When I talked with the men about the effect of our group in their lives, they agreed that the negative consequences of childhood trauma and abuse may remain for the rest of a person’s life. Although there may be some individuals who can shrug off dramatic childhood experiences, for most the trauma can drive a person off of the life path they might have chosen. We agreed that it is hard to heal oneself from childhood sexual and physical trauma, and most need the help of others to move from victim to survivor. We also agreed on how hard it is for men to talk about sexual abuse, but that healing can begin at any time, and though scars may remain, childhood trauma can be treated and healed, even if imperfectly.

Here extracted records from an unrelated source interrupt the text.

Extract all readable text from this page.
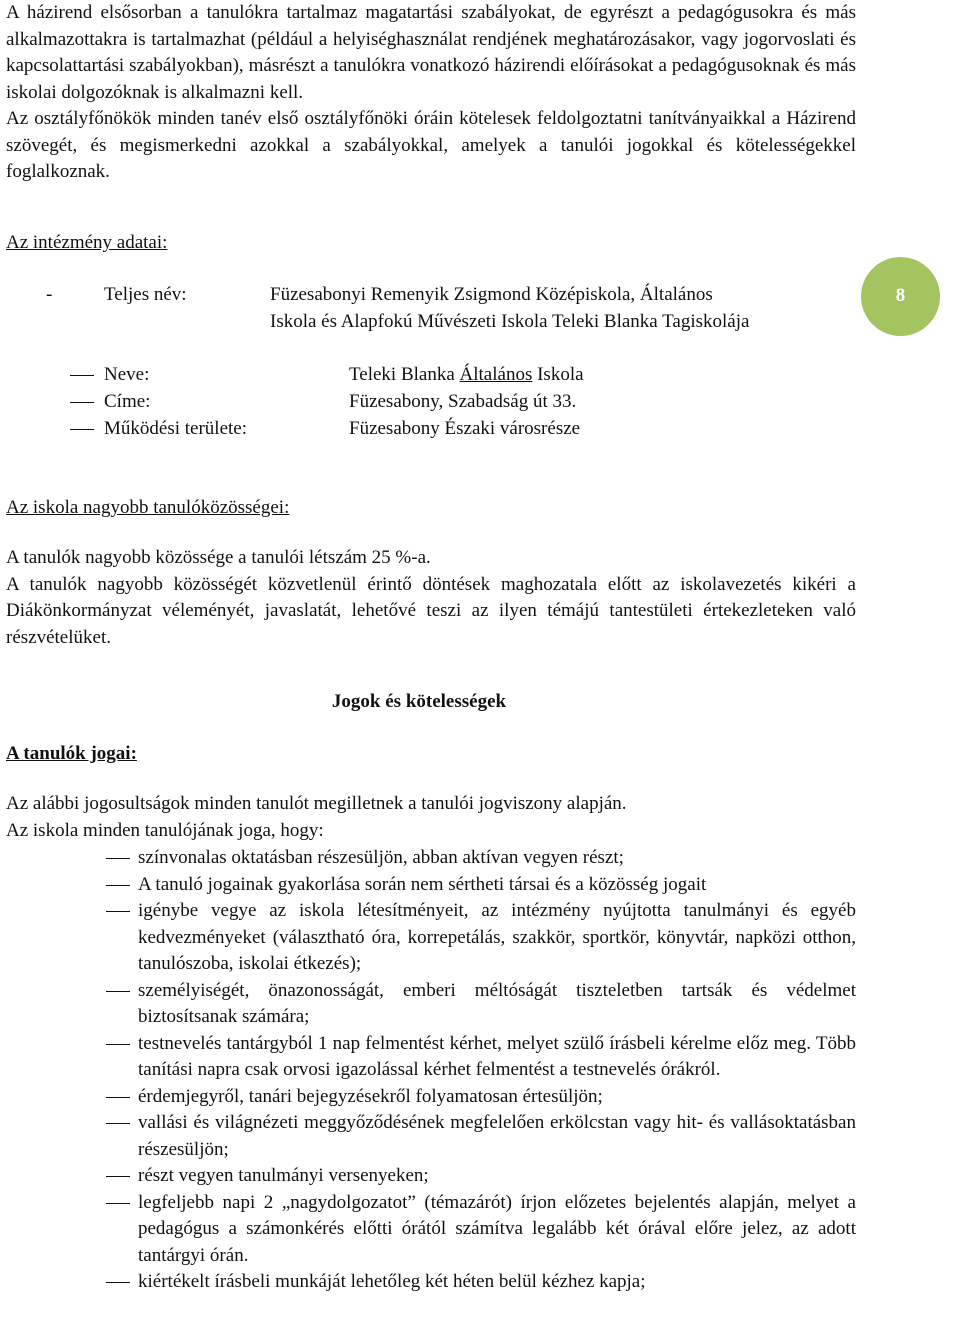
A házirend elsősorban a tanulókra tartalmaz magatartási szabályokat, de egyrészt a pedagógusokra és más alkalmazottakra is tartalmazhat (például a helyiséghasználat rendjének meghatározásakor, vagy jogorvoslati és kapcsolattartási szabályokban), másrészt a tanulókra vonatkozó házirendi előírásokat a pedagógusoknak és más iskolai dolgozóknak is alkalmazni kell.

Az osztályfőnökök minden tanév első osztályfőnöki óráin kötelesek feldolgoztatni tanítványaikkal a Házirend szövegét, és megismerkedni azokkal a szabályokkal, amelyek a tanulói jogokkal és kötelességekkel foglalkoznak.

Az intézmény adatai:

-	Teljes név:	Füzesabonyi Remenyik Zsigmond Középiskola, Általános
Iskola és Alapfokú Művészeti Iskola Teleki Blanka Tagiskolája
Neve:	Teleki Blanka Általános Iskola
Címe:	Füzesabony, Szabadság út 33.
Működési területe:	Füzesabony Északi városrésze

Az iskola nagyobb tanulóközösségei:

A tanulók nagyobb közössége a tanulói létszám 25 %-a.

A tanulók nagyobb közösségét közvetlenül érintő döntések maghozatala előtt az iskolavezetés kikéri a Diákönkormányzat véleményét, javaslatát, lehetővé teszi az ilyen témájú tantestületi értekezleteken való részvételüket.

Jogok és kötelességek

A tanulók jogai:

Az alábbi jogosultságok minden tanulót megilletnek a tanulói jogviszony alapján.

Az iskola minden tanulójának joga, hogy:

színvonalas oktatásban részesüljön, abban aktívan vegyen részt;
A tanuló jogainak gyakorlása során nem sértheti társai és a közösség jogait
igénybe vegye az iskola létesítményeit, az intézmény nyújtotta tanulmányi és egyéb kedvezményeket (választható óra, korrepetálás, szakkör, sportkör, könyvtár, napközi otthon, tanulószoba, iskolai étkezés);
személyiségét, önazonosságát, emberi méltóságát tiszteletben tartsák és védelmet biztosítsanak számára;
testnevelés tantárgyból 1 nap felmentést kérhet, melyet szülő írásbeli kérelme előz meg. Több tanítási napra csak orvosi igazolással kérhet felmentést a testnevelés órákról.
érdemjegyről, tanári bejegyzésekről folyamatosan értesüljön;
vallási és világnézeti meggyőződésének megfelelően erkölcstan vagy hit- és vallásoktatásban részesüljön;
részt vegyen tanulmányi versenyeken;
legfeljebb napi 2 „nagydolgozatot” (témazárót) írjon előzetes bejelentés alapján, melyet a pedagógus a számonkérés előtti órától számítva legalább két órával előre jelez, az adott tantárgyi órán.
kiértékelt írásbeli munkáját lehetőleg két héten belül kézhez kapja;
8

Some men and women have criticized the men’s group for going on for so long. The group disagrees. They no longer see themselves as a trauma recovery group; that's how they began, but they have morphed into a supportive group of very good, very close friends. Each member has other men friends; some have just a few, and others have many, but the friendship in the group is special.
Fred, a recently retired carpenter and cabinet maker, relentlessly pursues his hobby of climbing mountains, summer and winter. He climbs with several old buddies, some of whom were his friends before he joined the group. He has been teased by these friends since childhood, and the teasing often continues as this 60-year-old man makes his way through winter snowdrifts on mountain trails with these friends. When he challenges their insults they stop, but only for a while, because they are built into the nature of their relationships.
Men in the group have observed that when men get together without women present it is common for old friends to insult each other, while laughing and making light of it. Some men may, if challenged, explain that this is because they are best friends and love each other. But there is no teasing in this group. Two of the current members reiterate to the others periodically that the no sarcasm rule has made self-exposure safer from the first time the group met.
One day, Chuck, a founding member of the group, talked about the regular poker game he has with colleagues from his office. They order beer and pizza, play cards, tell stories, and have a good time. Tim asked why Chuck continued in our group, since he had so much male support from his poker friends. Chuck said, “Are you kidding? If I brought up the kind of things we talk about here the guys would be embarrassed. They’d make a big joke of it. Yes, we’re friends, but we get together to tell jokes, drink beer, play cards — we keep it light, and tell fish stories.”
In recent years society has learned how common it is for girls to be sexually abused. Such abuse is no longer routinely brushed aside, and nearly everyone agrees that it is important to provide treatment and support. Data from RAINN, the Rape, Abuse & Incest National Network, shows that 1 in 9 girls and 1 in 53 boys under the age of 18 experience sexual abuse or assault at the hands of an adult.3 Looking at it another way, 82% of all victims under 18 are female. That means that 18% - about one in five - are boys. 100% of these children deserve treatment and support.